Breaking down the Strengthening American Cybersecurity Act

Breaking down the Strengthening American Cybersecurity Act


The Cyber ​​Incident Reporting Act, which was signed on March 15, is federal legislation designed to strengthen the ability to prevent and respond more quickly to cybersecurity attacks. Although it will not come into force until the final rules are determined, it is one of three Strengthening the U.S. Cybersecurity Act which aims to strengthen the cybersecurity of critical infrastructure and the federal government. The need for such action has been exacerbated by the situation in Eastern Europe, as cyber warfare has proven to be a key and effective attack tactic for Russian nation-states.

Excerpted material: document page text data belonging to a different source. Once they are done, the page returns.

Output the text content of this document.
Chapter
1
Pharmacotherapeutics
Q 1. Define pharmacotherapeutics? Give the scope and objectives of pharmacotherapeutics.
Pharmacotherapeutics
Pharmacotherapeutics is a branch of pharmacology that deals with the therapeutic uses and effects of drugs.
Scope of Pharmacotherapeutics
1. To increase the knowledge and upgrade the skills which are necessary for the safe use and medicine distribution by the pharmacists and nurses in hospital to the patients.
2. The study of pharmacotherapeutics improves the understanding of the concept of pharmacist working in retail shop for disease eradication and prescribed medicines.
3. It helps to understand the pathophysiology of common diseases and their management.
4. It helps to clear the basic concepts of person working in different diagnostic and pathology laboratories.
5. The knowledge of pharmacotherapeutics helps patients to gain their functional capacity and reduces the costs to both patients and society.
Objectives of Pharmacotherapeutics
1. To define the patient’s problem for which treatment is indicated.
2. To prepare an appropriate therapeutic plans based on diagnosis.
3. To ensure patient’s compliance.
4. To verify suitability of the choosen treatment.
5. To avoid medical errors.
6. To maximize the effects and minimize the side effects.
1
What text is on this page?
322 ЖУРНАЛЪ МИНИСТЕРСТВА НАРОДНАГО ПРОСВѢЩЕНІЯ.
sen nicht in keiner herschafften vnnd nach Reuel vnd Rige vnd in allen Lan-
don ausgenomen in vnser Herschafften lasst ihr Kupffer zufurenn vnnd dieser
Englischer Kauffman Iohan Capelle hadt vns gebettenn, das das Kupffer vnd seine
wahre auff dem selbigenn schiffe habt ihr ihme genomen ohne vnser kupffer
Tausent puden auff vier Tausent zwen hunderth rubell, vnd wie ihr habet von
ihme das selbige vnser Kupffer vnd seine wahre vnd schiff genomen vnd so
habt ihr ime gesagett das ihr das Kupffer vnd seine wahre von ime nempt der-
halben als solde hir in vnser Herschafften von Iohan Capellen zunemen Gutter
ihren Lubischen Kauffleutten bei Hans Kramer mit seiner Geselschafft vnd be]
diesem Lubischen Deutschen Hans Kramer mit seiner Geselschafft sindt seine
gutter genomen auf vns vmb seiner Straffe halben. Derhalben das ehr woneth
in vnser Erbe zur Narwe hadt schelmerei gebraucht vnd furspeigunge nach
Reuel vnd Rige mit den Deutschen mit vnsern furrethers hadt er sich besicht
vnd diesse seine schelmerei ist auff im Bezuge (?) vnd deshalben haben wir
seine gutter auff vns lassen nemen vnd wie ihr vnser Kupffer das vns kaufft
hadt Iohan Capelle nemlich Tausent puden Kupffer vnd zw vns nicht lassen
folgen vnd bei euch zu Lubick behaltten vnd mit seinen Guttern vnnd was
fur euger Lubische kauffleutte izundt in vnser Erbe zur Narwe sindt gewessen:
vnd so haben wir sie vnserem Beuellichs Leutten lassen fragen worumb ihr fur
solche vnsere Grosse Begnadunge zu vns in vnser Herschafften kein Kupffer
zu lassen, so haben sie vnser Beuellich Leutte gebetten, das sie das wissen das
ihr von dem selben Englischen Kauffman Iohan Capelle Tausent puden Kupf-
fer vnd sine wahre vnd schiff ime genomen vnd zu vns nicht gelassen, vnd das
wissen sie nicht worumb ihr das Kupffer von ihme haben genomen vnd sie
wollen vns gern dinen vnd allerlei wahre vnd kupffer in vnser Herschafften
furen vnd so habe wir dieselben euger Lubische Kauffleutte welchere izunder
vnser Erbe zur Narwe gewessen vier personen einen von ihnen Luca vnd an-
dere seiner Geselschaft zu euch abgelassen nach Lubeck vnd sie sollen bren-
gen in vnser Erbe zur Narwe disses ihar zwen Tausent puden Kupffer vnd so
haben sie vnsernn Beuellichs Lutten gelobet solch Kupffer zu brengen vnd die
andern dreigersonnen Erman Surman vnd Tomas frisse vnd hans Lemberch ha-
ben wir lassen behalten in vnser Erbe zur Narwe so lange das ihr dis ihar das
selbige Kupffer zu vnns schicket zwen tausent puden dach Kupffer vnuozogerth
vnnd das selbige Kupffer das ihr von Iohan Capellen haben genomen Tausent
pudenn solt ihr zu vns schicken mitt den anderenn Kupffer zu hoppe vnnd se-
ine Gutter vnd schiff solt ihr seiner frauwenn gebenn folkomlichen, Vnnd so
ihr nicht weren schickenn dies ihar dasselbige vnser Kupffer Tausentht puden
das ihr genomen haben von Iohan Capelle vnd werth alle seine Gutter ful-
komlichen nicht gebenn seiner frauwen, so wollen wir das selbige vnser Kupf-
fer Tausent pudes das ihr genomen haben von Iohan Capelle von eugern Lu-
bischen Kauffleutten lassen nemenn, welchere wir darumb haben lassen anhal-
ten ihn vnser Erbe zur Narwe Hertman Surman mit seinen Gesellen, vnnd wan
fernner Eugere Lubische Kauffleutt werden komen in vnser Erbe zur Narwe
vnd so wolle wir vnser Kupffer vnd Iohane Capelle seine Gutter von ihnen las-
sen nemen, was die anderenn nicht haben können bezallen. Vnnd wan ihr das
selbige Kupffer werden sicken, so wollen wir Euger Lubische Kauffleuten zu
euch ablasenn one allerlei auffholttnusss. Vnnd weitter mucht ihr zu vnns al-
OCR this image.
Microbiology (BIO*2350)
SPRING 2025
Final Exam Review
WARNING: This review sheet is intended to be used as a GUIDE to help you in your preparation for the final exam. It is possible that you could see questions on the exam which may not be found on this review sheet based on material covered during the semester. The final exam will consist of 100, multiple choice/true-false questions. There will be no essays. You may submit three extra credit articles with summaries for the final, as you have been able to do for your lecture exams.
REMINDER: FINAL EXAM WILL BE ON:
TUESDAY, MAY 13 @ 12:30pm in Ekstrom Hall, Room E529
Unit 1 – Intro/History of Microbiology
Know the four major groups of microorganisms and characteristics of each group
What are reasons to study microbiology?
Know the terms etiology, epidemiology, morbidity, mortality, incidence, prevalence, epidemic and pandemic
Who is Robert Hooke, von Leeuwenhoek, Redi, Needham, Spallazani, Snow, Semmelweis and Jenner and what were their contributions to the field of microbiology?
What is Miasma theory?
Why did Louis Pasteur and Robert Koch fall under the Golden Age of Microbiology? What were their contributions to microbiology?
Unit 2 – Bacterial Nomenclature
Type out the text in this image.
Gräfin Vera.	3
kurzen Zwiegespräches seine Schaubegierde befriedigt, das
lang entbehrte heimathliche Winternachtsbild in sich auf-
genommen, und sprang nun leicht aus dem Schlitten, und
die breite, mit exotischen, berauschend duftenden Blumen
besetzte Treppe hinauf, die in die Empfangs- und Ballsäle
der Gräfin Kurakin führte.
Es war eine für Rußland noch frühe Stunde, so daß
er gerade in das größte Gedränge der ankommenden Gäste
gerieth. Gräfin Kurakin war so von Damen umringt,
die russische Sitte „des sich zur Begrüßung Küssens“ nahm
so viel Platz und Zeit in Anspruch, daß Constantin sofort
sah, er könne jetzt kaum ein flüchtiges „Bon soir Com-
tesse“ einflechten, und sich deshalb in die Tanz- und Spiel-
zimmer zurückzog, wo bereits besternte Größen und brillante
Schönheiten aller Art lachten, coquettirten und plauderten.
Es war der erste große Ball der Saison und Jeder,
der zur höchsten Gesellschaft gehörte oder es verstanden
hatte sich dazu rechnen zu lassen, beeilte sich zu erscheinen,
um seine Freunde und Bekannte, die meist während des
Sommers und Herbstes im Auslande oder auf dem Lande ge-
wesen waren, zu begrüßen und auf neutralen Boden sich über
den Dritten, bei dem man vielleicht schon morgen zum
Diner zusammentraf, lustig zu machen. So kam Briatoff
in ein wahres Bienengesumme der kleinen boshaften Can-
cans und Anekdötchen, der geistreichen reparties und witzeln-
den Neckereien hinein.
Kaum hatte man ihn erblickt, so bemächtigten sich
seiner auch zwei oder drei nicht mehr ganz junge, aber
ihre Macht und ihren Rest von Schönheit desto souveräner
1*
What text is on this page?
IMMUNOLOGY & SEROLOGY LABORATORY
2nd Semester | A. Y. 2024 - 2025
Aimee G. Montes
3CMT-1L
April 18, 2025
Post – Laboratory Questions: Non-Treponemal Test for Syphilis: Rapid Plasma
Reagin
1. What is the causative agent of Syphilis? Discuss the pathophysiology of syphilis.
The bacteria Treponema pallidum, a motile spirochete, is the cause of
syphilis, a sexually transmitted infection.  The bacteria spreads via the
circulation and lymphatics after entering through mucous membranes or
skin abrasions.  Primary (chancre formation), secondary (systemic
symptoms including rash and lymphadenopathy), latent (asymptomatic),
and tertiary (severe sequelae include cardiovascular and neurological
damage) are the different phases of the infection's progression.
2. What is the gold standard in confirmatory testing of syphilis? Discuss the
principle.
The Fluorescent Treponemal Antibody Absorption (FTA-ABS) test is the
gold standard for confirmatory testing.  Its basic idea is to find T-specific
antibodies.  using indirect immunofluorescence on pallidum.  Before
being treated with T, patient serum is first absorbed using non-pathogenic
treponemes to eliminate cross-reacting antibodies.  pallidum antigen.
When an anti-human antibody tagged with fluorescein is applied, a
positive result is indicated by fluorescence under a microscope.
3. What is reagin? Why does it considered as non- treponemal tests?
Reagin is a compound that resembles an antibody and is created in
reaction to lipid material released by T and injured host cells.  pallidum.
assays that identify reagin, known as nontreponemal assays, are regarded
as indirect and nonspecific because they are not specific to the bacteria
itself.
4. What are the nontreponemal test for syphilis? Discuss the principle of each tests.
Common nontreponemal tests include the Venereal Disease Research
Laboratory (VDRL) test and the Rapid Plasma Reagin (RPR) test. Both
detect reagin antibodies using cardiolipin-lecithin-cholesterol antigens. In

According to the Cyber ​​Incident Reporting Act, specifically, critical infrastructure operators and federal agencies must report cyberattacks to Cybersecurity and the Infrastructure Security Agency (CISA) within 72 hours. and ransomware payments in 24 hours.

The U.S. Global Cybersecurity Act will update the federal government’s current cybersecurity laws to improve coordination between federal agencies, ensure that the government takes a risk-based approach to cybersecurity, and require all agencies civilians report all cyberattacks to CISA.

Overall, the event demonstrates greater recognition of the need for better policy to prevent larger-scale attacks and highlights the impact the U.S. government can have on cybersecurity efforts within organizations.

But to truly understand the magnitude of the potential impact of the act, we must first get an insight into the current threat environment, while recognizing the benefits and limitations of the legislation. Let’s explore.

Cyber ​​threats show no signs of slowing down
Recent cyber threats against Ukraine have highlighted the need to increase security measures, while demonstrating the large-scale consequences of a nationwide cybersecurity attack. For example, several Ukrainian government and bank websites were recently taken offline as a result of a massive distributed denial of service (DDoS) attack.

Shortly after these attacks, a new “eraser” malware appeared aimed at Ukrainian organizations. discovered in hundreds of machines. These security incidents are suspected to have been carried out by Russian cybercriminals, creating a new digital warfare environment that has taken organizations by storm.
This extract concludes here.